Rosetta-isms/True Bits: that spotted calf

When I wrote the first draft of I Shall Be Near To You, it had been ten years since I’d read the real Rosetta’s letters. I didn’t return to the actual letters until I had completed the draft because I was afraid that if I re-read the letters I would lose the voice I heard in my head, even though my intention was to make the character Rosetta’s voice as true to the feisty and tender voice that shone through in the real Rosetta’s letters. I was actually a bit surprised when I reread the letters to find how many phrases (what I like to call Rosetta-isms) or ideas made their way from the original letters into the novel, though not always in exactly the same context. Here’s an example:

Originals, from Rosetta Wakeman’s letters:
Nov. 24, 1862
…If you want to save anything to remember me by, keep that spotted calf and if i ever return I want you to let me have her again.”

“June the 19, A.D. 1863
Father I want you to Write, too, and let me know all about your Farming and how long do you intend to keep Fony?”

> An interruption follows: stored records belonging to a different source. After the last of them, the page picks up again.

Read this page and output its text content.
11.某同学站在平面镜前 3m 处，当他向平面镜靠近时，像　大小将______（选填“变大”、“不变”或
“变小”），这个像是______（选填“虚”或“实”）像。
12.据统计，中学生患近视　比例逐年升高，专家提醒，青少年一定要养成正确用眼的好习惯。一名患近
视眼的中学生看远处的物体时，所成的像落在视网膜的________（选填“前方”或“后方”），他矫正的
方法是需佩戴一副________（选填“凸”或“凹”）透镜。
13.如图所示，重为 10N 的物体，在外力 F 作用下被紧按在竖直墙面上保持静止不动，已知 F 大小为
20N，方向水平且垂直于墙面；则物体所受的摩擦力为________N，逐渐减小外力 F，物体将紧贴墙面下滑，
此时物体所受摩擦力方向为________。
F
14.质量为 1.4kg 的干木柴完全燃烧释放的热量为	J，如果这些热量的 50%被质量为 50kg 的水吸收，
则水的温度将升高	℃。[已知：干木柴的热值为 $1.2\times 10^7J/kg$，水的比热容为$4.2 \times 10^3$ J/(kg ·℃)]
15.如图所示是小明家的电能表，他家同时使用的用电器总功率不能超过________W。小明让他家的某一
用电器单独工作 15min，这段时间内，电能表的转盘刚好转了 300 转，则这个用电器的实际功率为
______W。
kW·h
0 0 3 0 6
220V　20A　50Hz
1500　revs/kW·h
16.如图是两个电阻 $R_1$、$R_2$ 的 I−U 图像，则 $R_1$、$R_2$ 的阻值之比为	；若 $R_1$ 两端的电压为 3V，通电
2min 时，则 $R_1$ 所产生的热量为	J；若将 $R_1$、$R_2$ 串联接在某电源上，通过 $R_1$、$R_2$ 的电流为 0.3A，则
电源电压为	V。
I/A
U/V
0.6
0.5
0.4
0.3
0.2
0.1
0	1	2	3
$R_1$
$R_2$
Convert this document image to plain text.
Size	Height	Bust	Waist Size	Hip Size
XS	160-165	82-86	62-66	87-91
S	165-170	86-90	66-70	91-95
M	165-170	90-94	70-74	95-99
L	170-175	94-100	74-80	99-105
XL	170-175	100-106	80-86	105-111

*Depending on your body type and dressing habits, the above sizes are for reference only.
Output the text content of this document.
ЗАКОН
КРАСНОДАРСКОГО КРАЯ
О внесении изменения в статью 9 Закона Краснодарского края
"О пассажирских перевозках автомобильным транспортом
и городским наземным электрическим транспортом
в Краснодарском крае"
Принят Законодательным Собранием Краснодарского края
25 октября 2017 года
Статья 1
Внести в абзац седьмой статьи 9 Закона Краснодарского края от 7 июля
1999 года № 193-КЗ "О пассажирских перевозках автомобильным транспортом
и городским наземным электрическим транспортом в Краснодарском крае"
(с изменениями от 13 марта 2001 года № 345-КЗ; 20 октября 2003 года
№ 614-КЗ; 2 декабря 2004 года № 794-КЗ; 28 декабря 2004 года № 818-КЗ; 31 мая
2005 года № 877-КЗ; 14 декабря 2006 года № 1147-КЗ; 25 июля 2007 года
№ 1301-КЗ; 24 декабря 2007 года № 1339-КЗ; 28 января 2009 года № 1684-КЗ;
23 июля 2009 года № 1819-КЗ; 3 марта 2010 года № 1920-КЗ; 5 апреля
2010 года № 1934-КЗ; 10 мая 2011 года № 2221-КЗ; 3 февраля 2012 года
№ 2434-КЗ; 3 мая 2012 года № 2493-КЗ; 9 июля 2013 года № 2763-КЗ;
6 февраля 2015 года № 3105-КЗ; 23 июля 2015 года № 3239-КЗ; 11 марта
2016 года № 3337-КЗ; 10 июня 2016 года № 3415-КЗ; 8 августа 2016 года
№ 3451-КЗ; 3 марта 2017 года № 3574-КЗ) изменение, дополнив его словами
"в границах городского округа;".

From the novel (one of Rosetta’s letters home): I want to know how that Spotted Calf does and if the Fields are planted and what in (Wheat or Potatoes or maybe Corn) and have you had Help to do it?

True Bits: The Crushed Violet

(Spoiler alert! You might not want to keep reading if you haven’t finished the book–each “true bit” gives the background on something real that inspired part of the novel: some big, some small)

This True Bit is a tiny one…

There’s a moment at Bull Run when the soldiers are running toward the embankment and their first real battle and Rosetta sees Jeremiah step on a violet and crush it underfoot.

That came from a young soldier’s remembrance of marching through a field full of wildflowers, and several of the soldiers picking some and sticking them in their hats. It struck me as such an innocent gesture– a gesture of sweetness in the midst of war. I wanted to use that idea of soldiers coming across something beautiful and natural and delicate right at the moment they were entering battle. And I wanted that crushed violet to be trying to raise itself back up after having been stepped on because that seemed to me the perfect metaphor for what the soldiers had to do after experiencing battle, especially for the first time.

True Bits: Hiram’s Ring

(Spoiler alert! You might not want to keep reading if you haven’t finished the book–each “true bit” gives the background on something real that inspired part of the novel: some big, some small)

This first True Bit is a smaller one…

So, you know that ring Hiram carves?

The one made out of a vertebrae he found on the battlefield?

Yeah, that’s something I just couldn’t make it up. It’s a little tidbit that came out of a soldier’s letter that I read in the collection The Soldier’s Pen: Firsthand Impressions of the Civil War. I thought it was the kind of detail that would really show the effects of battle on a soldier, how the horror of war would change a person’s sense of morality.

Here’s the original, in a letter written by Confederate soldier J.M. Tate:

“Dear Sister Mary,
…I rote to darcus last week and inclosed a bone ring in the letter and I will inclose one in this for Ma made by my own hands with an old knife. those sets are pure silver. the bone was found on the Battle field of Seven Pines and all so Darcases was of the same. I have one for you that was found on Mine Town that I will forward in my next letter. Tell the old lady to except this ring in remembrance of her only son and when his sweet harts come to see hir, she can show what hir son did in the army of Northern Virginia.”